3. **Check the signature patterns:**
- Problem returns after fix? → Fixes that Fail (#1)
- Symptom relief + fundamental solution ignored? → Shifting Burden (#2)
- Two parties making it worse? → Escalation (#3) or Adversaries (#6)
- Winner gets more resources? → Success to Successful (#4)
- Shared resource degrading? → Tragedy of Commons (#5)
- Standards lowering from complacency? → Drifting Goals (#7)
- Standards lowering from pressure? → Eroding Goals (#10)
- Growth stopped suddenly? → Limits to Growth (#8)
- Growth stopped from underinvestment? → Growth/Underinvestment (#9)
4. **Use diagnostic questions** from each archetype section
5. **Check for archetype combinations** (multiple patterns may apply)
## Integration with Leverage Points
**Each archetype has characteristic high-leverage interventions:**
| Archetype | Highest-Leverage Intervention Level |
|-----------|--------------------------------------|
| Fixes that Fail | #3 (Goals) - Focus on root cause not symptom |
| Shifting the Burden | #5 (Rules) - Make quick fix expensive/difficult |
| Escalation | #3 (Goals) - Create shared goal |
| Success to Successful | #5 (Rules) - Regulate resource allocation |
| Tragedy of Commons | #6 (Information) + #5 (Rules) - Feedback + regulation |
| Accidental Adversaries | #6 (Information) - Make impact visible |
| Drifting Goals | #6 (Information) - Make drift visible |
| Limits to Growth | #10 (Structure) - Remove constraint |
| Growth/Underinvestment | #3 (Goals) - Measure long-term capacity |
| Eroding Goals | #5 (Rules) - Force resource/goal alignment |
**Pattern:** Most archetypes respond to Levels 3-6 (Goals, Rules, Information, Feedback)
## Red Flags - Rationalizations for Skipping Archetype Analysis
If you catch yourself saying ANY of these, STOP and identify the archetype first:
| Rationalization | Reality | Response |
|-----------------|---------|----------|
| "No time for archetype analysis in crisis" | 10 minutes of pattern matching saves weeks of wrong fixes | Crisis is EXACTLY when archetypes matter most - prevents accelerating the problem |
| "My situation is unique, doesn't fit neat categories" | Uniqueness is in details, not structure - archetypes describe feedback loops | Test archetype predictions - if they match, it's the same structure |
| "This fits multiple archetypes, any intervention works" | Multiple archetypes require identifying PRIMARY one first | Address dominant archetype first, then secondary reinforcing patterns |
| "Archetypes are too academic/theoretical for real engineering" | Every archetype has software examples from production systems | This is pattern recognition, not theory - pragmatic shortcut to solutions |
| "I already know the solution, archetype is overhead" | If solution is obvious, archetype confirms it in 2 minutes | Unknown solutions become obvious once archetype identified |
| "We need action, not analysis" | Wrong action makes crisis worse (see: Fixes that Fail, Escalation) | Archetype analysis IS action - it prevents implementing failed patterns |
**The pattern:** All rationalizations push you toward repeating known failure modes.

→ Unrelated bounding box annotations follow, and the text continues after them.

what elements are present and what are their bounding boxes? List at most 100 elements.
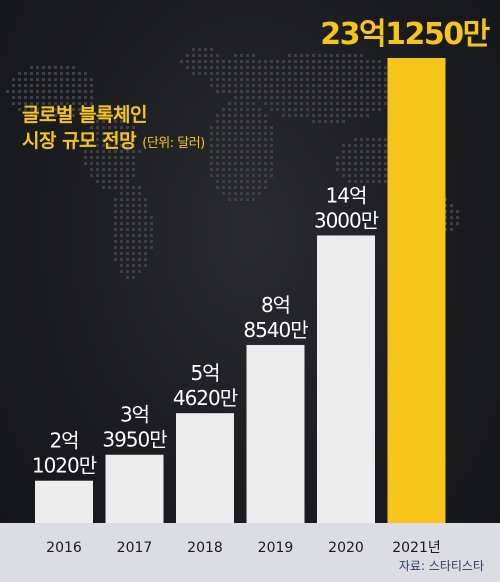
- map-dot: [144, 204, 147, 207]
- map-dot: [456, 210, 459, 213]
- map-dot: [342, 102, 345, 105]
- map-dot: [120, 186, 123, 189]
- map-dot: [354, 174, 357, 177]
- map-dot: [258, 108, 261, 111]
- map-dot: [240, 150, 243, 153]
- map-dot: [252, 162, 255, 165]
- map-dot: [264, 60, 267, 63]
- map-dot: [384, 102, 387, 105]
- map-dot: [114, 180, 117, 183]
- map-dot: [90, 168, 93, 171]
- map-dot: [24, 96, 27, 99]
- map-dot: [252, 186, 255, 189]
- map-dot: [318, 60, 321, 63]
- map-dot: [246, 90, 249, 93]
- map-dot: [60, 84, 63, 87]
- map-dot: [372, 108, 375, 111]
- map-dot: [222, 72, 225, 75]
- map-dot: [276, 90, 279, 93]
- map-dot: [258, 132, 261, 135]
- map-dot: [234, 114, 237, 117]
- map-dot: [294, 96, 297, 99]
- map-dot: [144, 228, 147, 231]
- map-dot: [180, 60, 183, 63]
- map-dot: [288, 84, 291, 87]
- map-dot: [12, 102, 15, 105]
- map-dot: [114, 240, 117, 243]
- map-dot: [216, 126, 219, 129]
- map-dot: [372, 66, 375, 69]
- map-dot: [210, 84, 213, 87]
- map-dot: [360, 102, 363, 105]
- map-dot: [228, 78, 231, 81]
- map-dot: [318, 66, 321, 69]
- map-dot: [150, 216, 153, 219]
- map-dot: [120, 252, 123, 255]
- map-dot: [222, 186, 225, 189]
- map-dot: [258, 60, 261, 63]
- map-dot: [228, 162, 231, 165]
- map-dot: [252, 108, 255, 111]
- map-dot: [120, 120, 123, 123]
- map-dot: [354, 66, 357, 69]
- map-dot: [282, 78, 285, 81]
- map-dot: [252, 90, 255, 93]
- map-dot: [240, 54, 243, 57]
- map-dot: [336, 108, 339, 111]
- map-dot: [120, 192, 123, 195]
- map-dot: [348, 84, 351, 87]
- map-dot: [354, 156, 357, 159]
- map-dot: [120, 114, 123, 117]
- map-dot: [114, 228, 117, 231]
- map-dot: [384, 174, 387, 177]
- map-dot: [126, 222, 129, 225]
- map-dot: [348, 108, 351, 111]
- map-dot: [366, 96, 369, 99]
- map-dot: [42, 96, 45, 99]
- map-dot: [234, 84, 237, 87]
- map-dot: [72, 114, 75, 117]
- map-dot: [246, 198, 249, 201]
- map-dot: [132, 198, 135, 201]
- map-dot: [288, 114, 291, 117]
- map-dot: [306, 114, 309, 117]
- map-dot: [366, 108, 369, 111]
- map-dot: [258, 120, 261, 123]
- map-dot: [282, 84, 285, 87]
- data-label: 8억: [261, 293, 290, 317]
- map-dot: [126, 228, 129, 231]
- map-dot: [144, 258, 147, 261]
- map-dot: [126, 210, 129, 213]
- map-dot: [132, 132, 135, 135]
- map-dot: [132, 246, 135, 249]
- map-dot: [120, 174, 123, 177]
- map-dot: [378, 144, 381, 147]
- map-dot: [330, 72, 333, 75]
- map-dot: [54, 96, 57, 99]
- map-dot: [372, 78, 375, 81]
- map-dot: [294, 102, 297, 105]
- map-dot: [84, 84, 87, 87]
- map-dot: [234, 156, 237, 159]
- map-dot: [216, 54, 219, 57]
- map-dot: [228, 198, 231, 201]
- map-dot: [222, 120, 225, 123]
- map-dot: [384, 138, 387, 141]
- map-dot: [234, 102, 237, 105]
- map-dot: [318, 102, 321, 105]
- map-dot: [54, 108, 57, 111]
- map-dot: [300, 78, 303, 81]
- map-dot: [204, 54, 207, 57]
- map-dot: [24, 78, 27, 81]
- map-dot: [366, 114, 369, 117]
- map-dot: [372, 138, 375, 141]
- map-dot: [36, 114, 39, 117]
- map-dot: [306, 102, 309, 105]
- baseline-band: [0, 523, 500, 582]
- map-dot: [150, 222, 153, 225]
- map-dot: [12, 90, 15, 93]
- data-label: 4620만: [173, 386, 238, 410]
- map-dot: [288, 72, 291, 75]
- map-dot: [42, 102, 45, 105]
- map-dot: [90, 78, 93, 81]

The archetypes catalog exists because these patterns have been solved before.
**The meta-trap:** "We're unique" is itself predicted by several archetypes (Shifting the Burden creates belief that quick fix is necessary, Drifting Goals creates post-hoc justification for lowered standards).
## The Bottom Line
**Don't reinvent solutions to archetypal problems.**
The same patterns recur across systems. Recognize the archetype, apply the known intervention strategy, save time.
**The skill:** Pattern matching speed. Experienced systems thinkers recognize archetypes in minutes, know immediately where to intervene.
**The discipline:** Don't jump to solutions before identifying the archetype. Taking 15 minutes to recognize the pattern saves hours implementing the wrong fix.